The Children’s Peace Monument, a statue of a girl with outstretched arms with a folded paper crane  rising above her, was poignantly strung with hundreds of tiny origami cranes made by children around the world. The monument was inspired by a young girl, Sadako Sasaki, who was two years old at the time of the atomic bomb and is dedicated to all of the children who perished because of the bomb. When Sadako developed leukaemia at 11 years of age, she decided to fold 1000 paper cranes. The crane is the symbol of longevity and happiness and Sadako believed if she achieved that target she would recover. Although she folded 1300, she died within eight months. The Peace Flame is set to burn until all of the world’s nuclear weapons have been destroyed.
In the Hiroshima Peace Memorial Museum, we watched riveting video testimony of people who had survived, looked at personal items left by those who didn’t – tattered clothing, a child’s melted lunchbox, a wristwatch stopped at 8:15 – and saw exhibits that describe Hiroshima before and after the bombings. The museum also documents the development of the atomic bomb and nuclear arms and presents the current status of international efforts to reduce and eliminate the threat of use of such weapons.

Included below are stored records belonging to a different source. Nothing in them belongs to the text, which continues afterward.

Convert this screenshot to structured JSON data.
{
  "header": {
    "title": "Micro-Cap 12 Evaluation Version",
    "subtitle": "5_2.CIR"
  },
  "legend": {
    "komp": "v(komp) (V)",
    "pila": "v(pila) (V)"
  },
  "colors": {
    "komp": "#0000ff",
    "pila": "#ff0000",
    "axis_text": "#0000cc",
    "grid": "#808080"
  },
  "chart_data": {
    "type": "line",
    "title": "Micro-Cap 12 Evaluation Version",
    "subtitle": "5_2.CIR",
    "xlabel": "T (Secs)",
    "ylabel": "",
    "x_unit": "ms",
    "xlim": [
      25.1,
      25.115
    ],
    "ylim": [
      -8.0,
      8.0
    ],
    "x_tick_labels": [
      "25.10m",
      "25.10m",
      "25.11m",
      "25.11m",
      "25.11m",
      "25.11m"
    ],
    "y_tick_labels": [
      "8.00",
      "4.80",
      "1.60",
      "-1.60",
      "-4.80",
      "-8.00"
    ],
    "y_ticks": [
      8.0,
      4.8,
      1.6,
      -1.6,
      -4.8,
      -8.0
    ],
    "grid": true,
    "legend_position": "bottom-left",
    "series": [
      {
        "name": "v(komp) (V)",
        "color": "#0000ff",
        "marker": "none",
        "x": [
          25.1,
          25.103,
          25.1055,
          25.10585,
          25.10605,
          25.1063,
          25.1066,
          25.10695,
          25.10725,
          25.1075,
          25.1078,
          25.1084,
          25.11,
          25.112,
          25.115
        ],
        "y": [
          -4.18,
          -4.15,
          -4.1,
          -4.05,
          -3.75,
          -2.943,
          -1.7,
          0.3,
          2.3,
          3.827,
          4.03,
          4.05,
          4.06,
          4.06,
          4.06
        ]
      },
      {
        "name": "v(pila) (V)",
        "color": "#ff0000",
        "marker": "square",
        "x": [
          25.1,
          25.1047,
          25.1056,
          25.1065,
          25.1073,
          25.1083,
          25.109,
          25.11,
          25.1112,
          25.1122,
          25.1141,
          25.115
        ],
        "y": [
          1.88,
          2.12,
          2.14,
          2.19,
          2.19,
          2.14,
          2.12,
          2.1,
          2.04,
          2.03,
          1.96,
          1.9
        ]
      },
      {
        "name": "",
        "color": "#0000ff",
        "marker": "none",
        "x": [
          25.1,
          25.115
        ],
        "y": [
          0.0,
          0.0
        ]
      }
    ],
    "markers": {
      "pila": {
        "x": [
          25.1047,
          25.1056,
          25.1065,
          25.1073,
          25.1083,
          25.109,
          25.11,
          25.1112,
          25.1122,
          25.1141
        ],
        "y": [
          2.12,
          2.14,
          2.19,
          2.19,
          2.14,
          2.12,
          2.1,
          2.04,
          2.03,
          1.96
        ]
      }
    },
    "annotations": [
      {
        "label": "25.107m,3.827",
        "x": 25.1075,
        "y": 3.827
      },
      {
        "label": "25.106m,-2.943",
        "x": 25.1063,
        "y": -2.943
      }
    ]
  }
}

The A Bomb Dome is the icon of the devastation. The Hiroshima Prefectural Industrial Promotion Hall, built in  1915, was one of the few buildings to remain somewhat intact. The bomb was detonated 600 m above the Dome close to a T-shaped bridge which was used as the target.
Three days later, a second bomb was dropped on Nagasaki. Before the bombings, Japan was already developing terms of surrender. People were suffering from the results of fire bombing of major cities with shortages of food and other supplies and evacuation of children to the countryside. In 1946, when the US was occupying Japan, President Truman ordered the establishment of the Atomic Bomb Casualty Commission in Hiroshima, to investigate the after effects of the atomic bomb. A-bomb survivors had high expectations that the Commission would treat their illnesses, but the body only performed examinations and research.
Japanese were again affected when fishers were exposed to radiation from nuclear tests in the Pacific in 1954.